Petr Hlaváček was one of the greatest shoe experts in the world and is best-known for his projects of making replicas of shoes worn by prehistoric men.
He was born in Boršice in South Moravia, located near Buchlov Castle. After graduation from the Secondary Technical School for Leather Processing Industries in Zlin, Petr started to work as a production foreman at a shoe factory. From 1979, he worked at the Faculty of Technology as a lecturer, and from 2007 until 2011 he was the Dean.
During that time, Hlaváček worked with many students and gave them lectures on the science of making shoes and their history. He was the Czech Footwear and Leather Association’s Vice President and represented his country in many international organizations including UNIDO ( the United Nations Industrial Development Organization) where he was an active member in the leather industry. Petr also participated in the group that worked on the diabetic foot and was chairman of the leather and shoe section of the Chamber of expert witnesses.
As a scientist, in 2003 he was included in the list of the hundred most important discoveries because of his project on the shoes of Ötzi the Iceman. Besides this prehistoric Iceman, Hlaváček also studied many other shoes including the sandals from Fort Rock Cave in Oregon, the footwear of the Terracotta Army, the boots of Albrecht von Wallenstein, Byzantine sandals from Turkey, etc.
He was trying to complete the missing chapter about the symbolism of sandals which can be seen on Byzantine icons in Dionysus Furn’s Handbook. In the many museums in Greece which focus on the archaeological and ancient history of the country, Petr documented the shoes of the statues. Other outstanding research projects that he made involved the shoe fragments from the Qumran Caves and the sandal of Masada in Israel. Hlaváček made replicas of these shoes, took them out for a walk, and determined if they were comfortable or not.

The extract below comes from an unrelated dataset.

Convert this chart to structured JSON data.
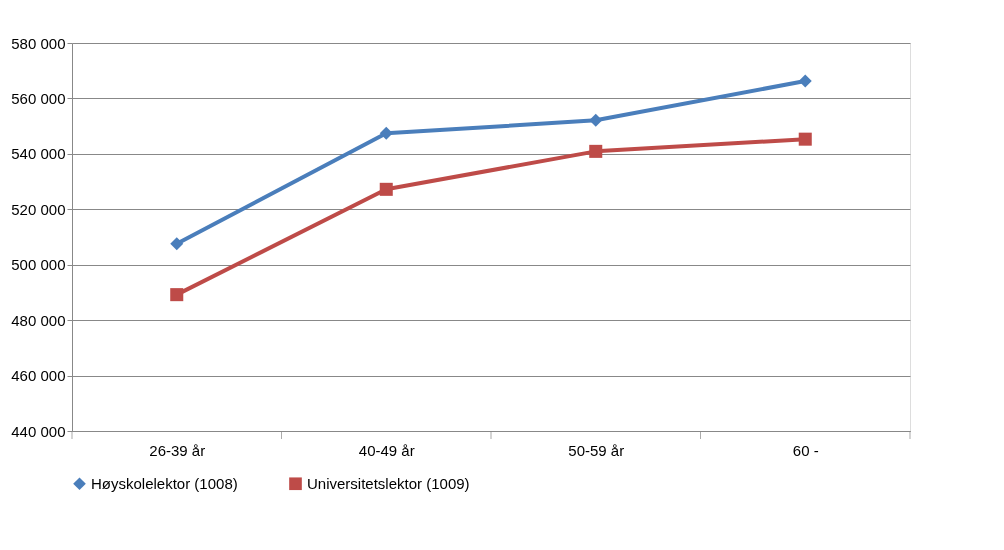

Ötzi’s shoes were described as uncomfortable, but Petr said that if they were good enough for this prehistoric man to wear, then they are good enough for the present foot too. According to him, the Iceman’s shoes had a good grip and were blister-free. In The Seattle Times, there is a quotation of Hlaváček saying that in the Ötzi shoes, something like freedom and flexibility can be felt. Together with his team, he made three exact replicas of these shoes and five additional pairs that fit a particular living person.
They went on a hike in the Alps to test the shoes, and they took along with them the famous Czech climber Vaclav Patek, who is also known for his design of mountain-climbing shoes.
They climbed over 4,900 feet in three days, and one of the fascinating parts was when they walked into freezing melted water with the Iceman’s shoes, they felt only a momentary chill. After their hiking trip, Patek claimed that these shoes were more comfortable than any shoes that he had worn.
Inside the shoes, there was a layer of hay that provided comfort and warmth. The team punctiliously sourced the deer, bearskin, and calf hide that were used for the soles of the shoes and managed to track down a piece of pelt that was from a bear. They were trying to tan the leather of the shoes with boiled pig’s liver and pig’s brain. This method was used in South America during the Stone Age, and it was pretty successful.
Petr claimed that the feet of the Iceman were as big as a 12-year-old boy. In 2005, he was awarded for his contribution to the development of the shoe industry by the International Union of Shoe Industry. Throughout his career, Petr worked on many types of research that changed the the understanding of footwear in history. He had worked with the EGE University Izmir, the University of Oregon, and BMI Valentia.